Your mobile phone is also a potential target.
If your phone is hacked, then when you phone person X, you may be talking to impersonator Y. Conversely, if caller id says the call is coming from person X, it may be coming from impersonator Y.
If are navigating a boat, the global positioning signals that tell you where you are going may be coming from a bad-actor in your crew, who plans to steer your cargo to a waiting den of thieves. As far as we know, this has not happened, but graduate students from the University of Texas managed to send a yacht off course to prove the vulnerability was real. This kind of thing could also lead soldiers into an ambush.
So far, all the examples are temporary – the truth comes out eventually, though people can get hurt before it does.
But what if the truth never comes out? For instance, what if you want to reconcile with someone you knew a long time ago who you had a misunderstanding with, and a jealous friend does not want that to happen? Or conversely, what if you wish to communicate with a person who could tell you unpleasant facts about someone you trust? There would be motives to permanently intercept and derail your efforts, in that case.
Cyber-crime is lucrative, and so criminals who in the old days might have robbed your car are learning techniques in how to deceive ordinary people. And those criminals who simulate reality are creating a false world in order to spy on your credit card, bank account, private life, etc.
Marc Goodman says a few complimentary things about techno-criminals:
“Anything that would motivate a startup employee would motivate a criminal. They want money, they want shares in the business, they want a challenge, they don’t want a 9-5 environment. They want the respect of their peers, and they are engaged in a game of us against them.”
“Cybercriminals are highly innovative and adaptive, they have so many ways of being clever and imaginative because they never take the straight-on approach. They always find the side way to go about something that the good person would never have considered”

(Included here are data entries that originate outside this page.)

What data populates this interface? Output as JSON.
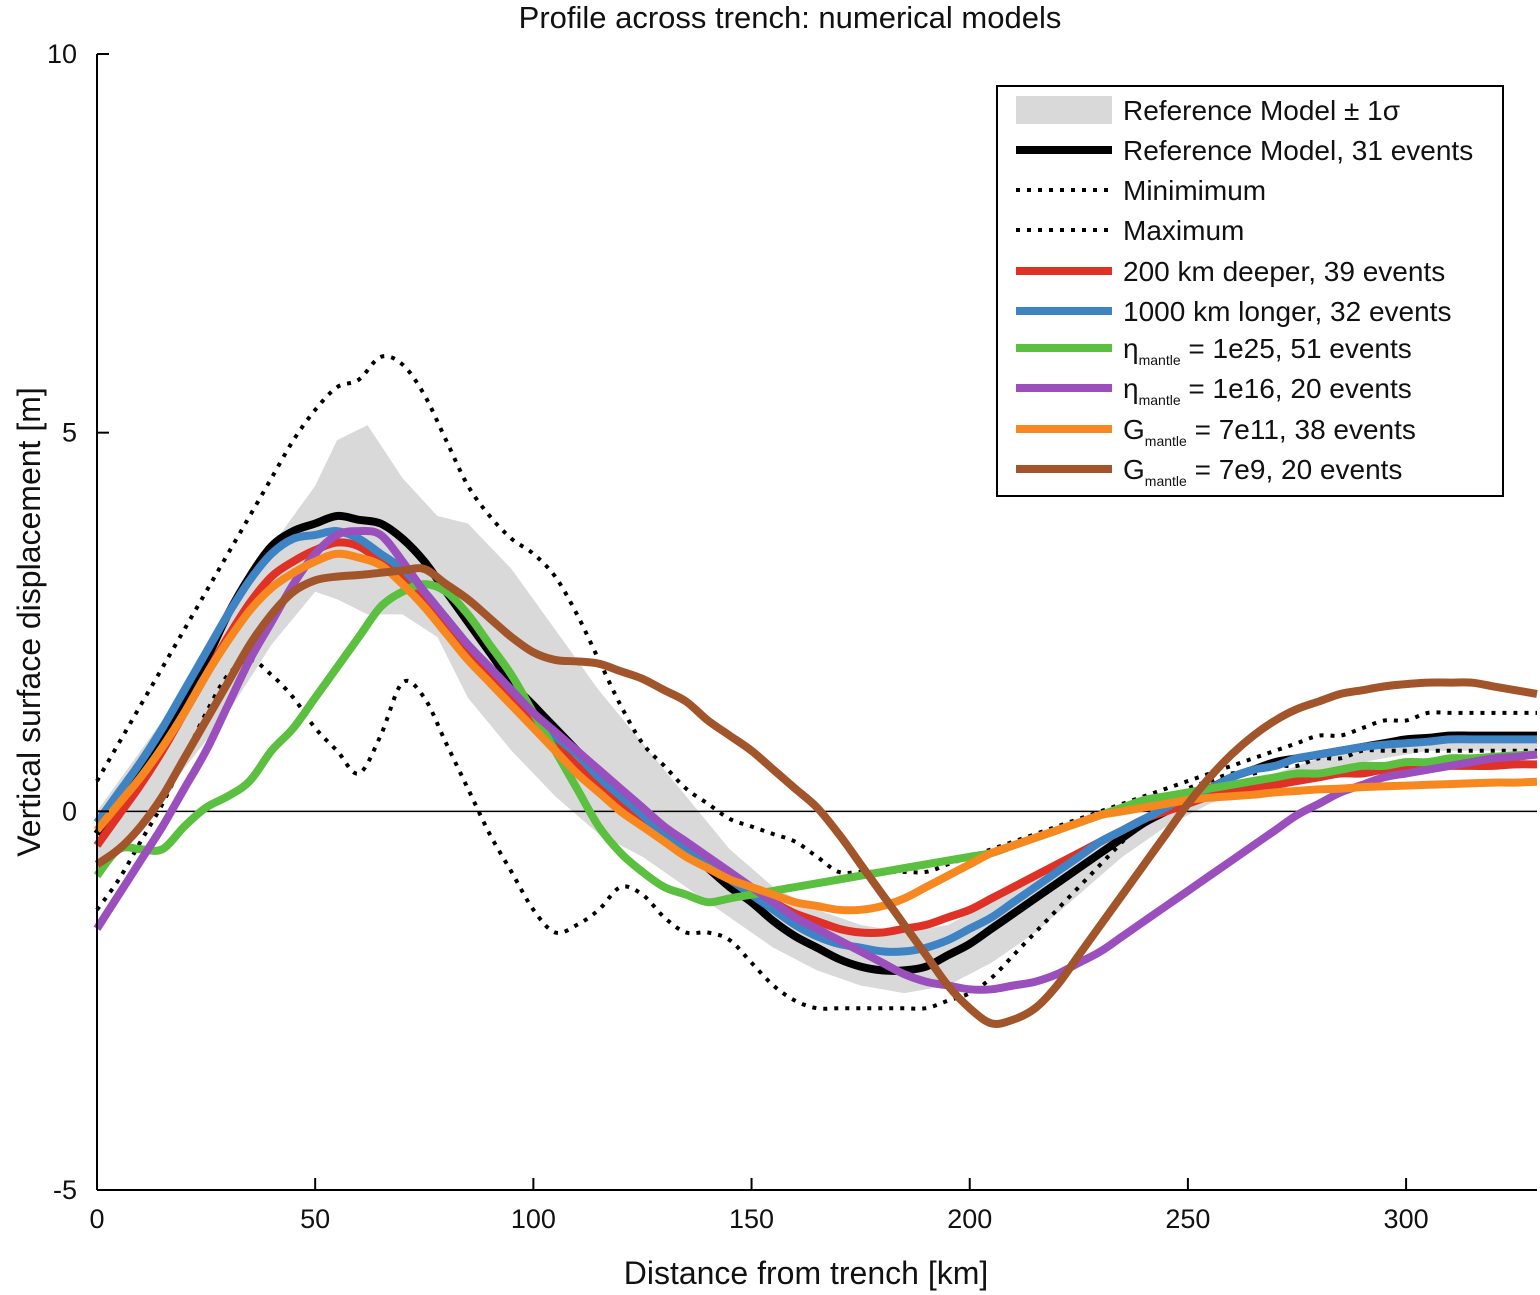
{
  "chart_data": {
    "type": "line",
    "title": "Profile across trench: numerical models",
    "xlabel": "Distance from trench [km]",
    "ylabel": "Vertical surface displacement [m]",
    "xlim": [
      0,
      330
    ],
    "ylim": [
      -5,
      10
    ],
    "xticks": [
      0,
      50,
      100,
      150,
      200,
      250,
      300
    ],
    "yticks": [
      -5,
      0,
      5,
      10
    ],
    "xtick_labels": [
      "0",
      "50",
      "100",
      "150",
      "200",
      "250",
      "300"
    ],
    "ytick_labels": [
      "-5",
      "0",
      "5",
      "10"
    ],
    "zero_line": true,
    "legend_position": "top-right",
    "band": {
      "name": "Reference Model ± 1σ",
      "color": "#d9d9d9",
      "x": [
        0,
        15,
        30,
        40,
        50,
        55,
        62,
        70,
        78,
        85,
        95,
        105,
        115,
        125,
        135,
        145,
        155,
        165,
        175,
        185,
        195,
        205,
        215,
        225,
        235,
        245,
        255,
        265,
        275,
        285,
        295,
        305,
        315,
        330
      ],
      "upper": [
        0,
        1.2,
        2.6,
        3.5,
        4.3,
        4.9,
        5.1,
        4.4,
        3.9,
        3.8,
        3.2,
        2.4,
        1.6,
        0.9,
        0.2,
        -0.5,
        -1.0,
        -1.3,
        -1.5,
        -1.6,
        -1.5,
        -1.2,
        -0.9,
        -0.6,
        -0.3,
        0.0,
        0.2,
        0.4,
        0.6,
        0.8,
        0.9,
        1.0,
        1.0,
        1.0
      ],
      "lower": [
        -0.8,
        0.2,
        1.3,
        2.2,
        2.9,
        2.8,
        2.6,
        2.6,
        2.3,
        1.5,
        0.8,
        0.2,
        -0.3,
        -0.6,
        -1.0,
        -1.4,
        -1.8,
        -2.1,
        -2.3,
        -2.4,
        -2.3,
        -2.0,
        -1.6,
        -1.1,
        -0.6,
        -0.2,
        0.1,
        0.3,
        0.5,
        0.6,
        0.7,
        0.8,
        0.8,
        0.8
      ]
    },
    "x": [
      0,
      5,
      10,
      15,
      20,
      25,
      30,
      35,
      40,
      45,
      50,
      55,
      60,
      65,
      70,
      75,
      80,
      85,
      90,
      95,
      100,
      105,
      110,
      115,
      120,
      125,
      130,
      135,
      140,
      145,
      150,
      155,
      160,
      165,
      170,
      175,
      180,
      185,
      190,
      195,
      200,
      205,
      210,
      215,
      220,
      225,
      230,
      235,
      240,
      245,
      250,
      255,
      260,
      265,
      270,
      275,
      280,
      285,
      290,
      295,
      300,
      305,
      310,
      315,
      320,
      325,
      330
    ],
    "series": [
      {
        "name": "Minimimum",
        "color": "#000000",
        "style": "dotted",
        "width": 4,
        "values": [
          -1.3,
          -0.9,
          -0.4,
          0.1,
          0.7,
          1.3,
          1.8,
          2.0,
          1.8,
          1.5,
          1.1,
          0.8,
          0.5,
          1.0,
          1.7,
          1.5,
          0.9,
          0.3,
          -0.3,
          -0.8,
          -1.3,
          -1.6,
          -1.5,
          -1.3,
          -1.0,
          -1.1,
          -1.4,
          -1.6,
          -1.6,
          -1.7,
          -2.0,
          -2.3,
          -2.5,
          -2.6,
          -2.6,
          -2.6,
          -2.6,
          -2.6,
          -2.6,
          -2.5,
          -2.4,
          -2.2,
          -1.9,
          -1.6,
          -1.3,
          -1.0,
          -0.7,
          -0.4,
          -0.1,
          0.1,
          0.3,
          0.4,
          0.5,
          0.5,
          0.6,
          0.6,
          0.7,
          0.7,
          0.8,
          0.8,
          0.8,
          0.8,
          0.8,
          0.8,
          0.8,
          0.8,
          0.8
        ]
      },
      {
        "name": "Maximum",
        "color": "#000000",
        "style": "dotted",
        "width": 4,
        "values": [
          0.4,
          0.9,
          1.4,
          1.9,
          2.4,
          2.9,
          3.4,
          3.9,
          4.4,
          4.9,
          5.3,
          5.6,
          5.7,
          6.0,
          5.9,
          5.5,
          4.9,
          4.3,
          3.9,
          3.6,
          3.4,
          3.1,
          2.6,
          2.0,
          1.4,
          0.9,
          0.6,
          0.3,
          0.1,
          -0.1,
          -0.2,
          -0.3,
          -0.4,
          -0.6,
          -0.8,
          -0.8,
          -0.8,
          -0.8,
          -0.8,
          -0.7,
          -0.6,
          -0.5,
          -0.4,
          -0.3,
          -0.2,
          -0.1,
          0.0,
          0.1,
          0.2,
          0.3,
          0.4,
          0.5,
          0.6,
          0.7,
          0.8,
          0.9,
          1.0,
          1.0,
          1.1,
          1.2,
          1.2,
          1.3,
          1.3,
          1.3,
          1.3,
          1.3,
          1.3
        ]
      },
      {
        "name": "Reference Model, 31 events",
        "color": "#000000",
        "style": "solid",
        "width": 8,
        "values": [
          -0.3,
          0.1,
          0.5,
          1.0,
          1.5,
          2.0,
          2.6,
          3.1,
          3.5,
          3.7,
          3.8,
          3.9,
          3.85,
          3.8,
          3.6,
          3.3,
          2.9,
          2.5,
          2.1,
          1.7,
          1.4,
          1.1,
          0.8,
          0.5,
          0.25,
          0.0,
          -0.25,
          -0.5,
          -0.75,
          -1.0,
          -1.2,
          -1.45,
          -1.65,
          -1.8,
          -1.95,
          -2.05,
          -2.1,
          -2.1,
          -2.05,
          -1.9,
          -1.75,
          -1.55,
          -1.35,
          -1.15,
          -0.95,
          -0.75,
          -0.55,
          -0.35,
          -0.15,
          0.0,
          0.15,
          0.3,
          0.45,
          0.55,
          0.65,
          0.7,
          0.75,
          0.8,
          0.85,
          0.9,
          0.95,
          0.97,
          1.0,
          1.0,
          1.0,
          1.0,
          1.0
        ]
      },
      {
        "name": "200 km deeper, 39 events",
        "color": "#e03127",
        "style": "solid",
        "width": 8,
        "values": [
          -0.45,
          -0.05,
          0.35,
          0.8,
          1.3,
          1.8,
          2.3,
          2.75,
          3.1,
          3.3,
          3.45,
          3.55,
          3.5,
          3.3,
          3.1,
          2.8,
          2.45,
          2.1,
          1.8,
          1.5,
          1.2,
          0.9,
          0.6,
          0.35,
          0.1,
          -0.15,
          -0.35,
          -0.55,
          -0.75,
          -0.9,
          -1.05,
          -1.2,
          -1.35,
          -1.45,
          -1.55,
          -1.6,
          -1.6,
          -1.55,
          -1.5,
          -1.4,
          -1.3,
          -1.15,
          -1.0,
          -0.85,
          -0.7,
          -0.55,
          -0.4,
          -0.25,
          -0.1,
          0.0,
          0.1,
          0.2,
          0.25,
          0.3,
          0.35,
          0.4,
          0.45,
          0.5,
          0.5,
          0.55,
          0.55,
          0.6,
          0.6,
          0.6,
          0.6,
          0.62,
          0.62
        ]
      },
      {
        "name": "1000 km longer, 32 events",
        "color": "#3e84c4",
        "style": "solid",
        "width": 8,
        "values": [
          -0.15,
          0.25,
          0.65,
          1.1,
          1.6,
          2.1,
          2.6,
          3.05,
          3.4,
          3.6,
          3.65,
          3.7,
          3.6,
          3.4,
          3.2,
          2.9,
          2.55,
          2.2,
          1.9,
          1.6,
          1.3,
          1.0,
          0.75,
          0.45,
          0.2,
          -0.05,
          -0.3,
          -0.5,
          -0.7,
          -0.9,
          -1.1,
          -1.3,
          -1.5,
          -1.65,
          -1.75,
          -1.8,
          -1.85,
          -1.85,
          -1.8,
          -1.7,
          -1.55,
          -1.4,
          -1.2,
          -1.0,
          -0.8,
          -0.6,
          -0.4,
          -0.25,
          -0.1,
          0.05,
          0.2,
          0.3,
          0.45,
          0.55,
          0.6,
          0.7,
          0.75,
          0.8,
          0.85,
          0.88,
          0.9,
          0.92,
          0.95,
          0.95,
          0.95,
          0.95,
          0.95
        ]
      },
      {
        "name": "η_mantle = 1e25, 51 events",
        "color": "#5bbf3f",
        "style": "solid",
        "width": 8,
        "values": [
          -0.85,
          -0.5,
          -0.5,
          -0.5,
          -0.2,
          0.05,
          0.2,
          0.4,
          0.8,
          1.1,
          1.5,
          1.9,
          2.3,
          2.7,
          2.9,
          3.0,
          2.9,
          2.6,
          2.2,
          1.8,
          1.3,
          0.8,
          0.3,
          -0.2,
          -0.55,
          -0.8,
          -1.0,
          -1.1,
          -1.2,
          -1.15,
          -1.1,
          -1.05,
          -1.0,
          -0.95,
          -0.9,
          -0.85,
          -0.8,
          -0.75,
          -0.7,
          -0.65,
          -0.6,
          -0.55,
          -0.45,
          -0.35,
          -0.25,
          -0.15,
          -0.05,
          0.05,
          0.15,
          0.2,
          0.25,
          0.3,
          0.35,
          0.4,
          0.45,
          0.5,
          0.5,
          0.55,
          0.6,
          0.6,
          0.65,
          0.65,
          0.7,
          0.7,
          0.72,
          0.74,
          0.75
        ]
      },
      {
        "name": "η_mantle = 1e16, 20 events",
        "color": "#9a4fbd",
        "style": "solid",
        "width": 8,
        "values": [
          -1.55,
          -1.1,
          -0.65,
          -0.2,
          0.3,
          0.8,
          1.4,
          2.0,
          2.5,
          3.0,
          3.4,
          3.65,
          3.7,
          3.65,
          3.3,
          2.9,
          2.55,
          2.2,
          1.9,
          1.6,
          1.3,
          1.05,
          0.8,
          0.55,
          0.3,
          0.05,
          -0.2,
          -0.4,
          -0.6,
          -0.8,
          -1.0,
          -1.2,
          -1.4,
          -1.55,
          -1.7,
          -1.85,
          -2.0,
          -2.15,
          -2.25,
          -2.3,
          -2.35,
          -2.35,
          -2.3,
          -2.25,
          -2.15,
          -2.0,
          -1.85,
          -1.65,
          -1.45,
          -1.25,
          -1.05,
          -0.85,
          -0.65,
          -0.45,
          -0.25,
          -0.05,
          0.1,
          0.25,
          0.35,
          0.45,
          0.5,
          0.55,
          0.6,
          0.65,
          0.7,
          0.72,
          0.75
        ]
      },
      {
        "name": "G_mantle = 7e11, 38 events",
        "color": "#f7881f",
        "style": "solid",
        "width": 8,
        "values": [
          -0.25,
          0.1,
          0.45,
          0.85,
          1.3,
          1.8,
          2.25,
          2.65,
          2.95,
          3.15,
          3.3,
          3.4,
          3.35,
          3.25,
          3.0,
          2.7,
          2.35,
          2.0,
          1.7,
          1.4,
          1.1,
          0.8,
          0.5,
          0.25,
          0.0,
          -0.2,
          -0.4,
          -0.6,
          -0.75,
          -0.9,
          -1.0,
          -1.1,
          -1.2,
          -1.25,
          -1.3,
          -1.3,
          -1.25,
          -1.15,
          -1.0,
          -0.85,
          -0.7,
          -0.55,
          -0.45,
          -0.35,
          -0.25,
          -0.15,
          -0.05,
          0.0,
          0.05,
          0.1,
          0.15,
          0.18,
          0.2,
          0.22,
          0.25,
          0.27,
          0.29,
          0.3,
          0.32,
          0.33,
          0.34,
          0.35,
          0.36,
          0.37,
          0.38,
          0.38,
          0.39
        ]
      },
      {
        "name": "G_mantle = 7e9, 20 events",
        "color": "#a2552a",
        "style": "solid",
        "width": 8,
        "values": [
          -0.7,
          -0.5,
          -0.2,
          0.2,
          0.7,
          1.2,
          1.7,
          2.2,
          2.6,
          2.9,
          3.05,
          3.1,
          3.12,
          3.15,
          3.18,
          3.2,
          3.0,
          2.8,
          2.55,
          2.3,
          2.1,
          2.0,
          1.98,
          1.95,
          1.85,
          1.75,
          1.6,
          1.45,
          1.2,
          1.0,
          0.8,
          0.55,
          0.3,
          0.05,
          -0.3,
          -0.7,
          -1.1,
          -1.5,
          -1.9,
          -2.3,
          -2.6,
          -2.8,
          -2.75,
          -2.6,
          -2.3,
          -1.9,
          -1.5,
          -1.1,
          -0.7,
          -0.3,
          0.1,
          0.45,
          0.75,
          1.0,
          1.2,
          1.35,
          1.45,
          1.55,
          1.6,
          1.65,
          1.68,
          1.7,
          1.7,
          1.7,
          1.65,
          1.6,
          1.55
        ]
      }
    ],
    "legend": [
      {
        "key": "band",
        "label": "Reference Model ± 1σ",
        "color": "#d9d9d9",
        "style": "band"
      },
      {
        "key": "ref",
        "label": "Reference Model, 31 events",
        "color": "#000000",
        "style": "solid"
      },
      {
        "key": "min",
        "label": "Minimimum",
        "color": "#000000",
        "style": "dotted"
      },
      {
        "key": "max",
        "label": "Maximum",
        "color": "#000000",
        "style": "dotted"
      },
      {
        "key": "deeper",
        "label": "200 km deeper, 39 events",
        "color": "#e03127",
        "style": "solid"
      },
      {
        "key": "longer",
        "label": "1000 km longer, 32 events",
        "color": "#3e84c4",
        "style": "solid"
      },
      {
        "key": "eta25",
        "label_main": "η",
        "label_sub": "mantle",
        "label_rest": " = 1e25, 51 events",
        "color": "#5bbf3f",
        "style": "solid"
      },
      {
        "key": "eta16",
        "label_main": "η",
        "label_sub": "mantle",
        "label_rest": " = 1e16, 20 events",
        "color": "#9a4fbd",
        "style": "solid"
      },
      {
        "key": "g11",
        "label_main": "G",
        "label_sub": "mantle",
        "label_rest": " = 7e11, 38 events",
        "color": "#f7881f",
        "style": "solid"
      },
      {
        "key": "g9",
        "label_main": "G",
        "label_sub": "mantle",
        "label_rest": " = 7e9, 20 events",
        "color": "#a2552a",
        "style": "solid"
      }
    ]
  }
}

The conclusions that I draw include that we should validate the simulated world we get from our digital devices against direct talk with real live human beings. If we don’t put full trust in our devices, or in the friendly sounding strangers we talk to on the phone, we are not really being paranoid, we are being prudent. And if we hope for mercy for those who have just gotten hold of our identity or bank account, we are probably not being realistic.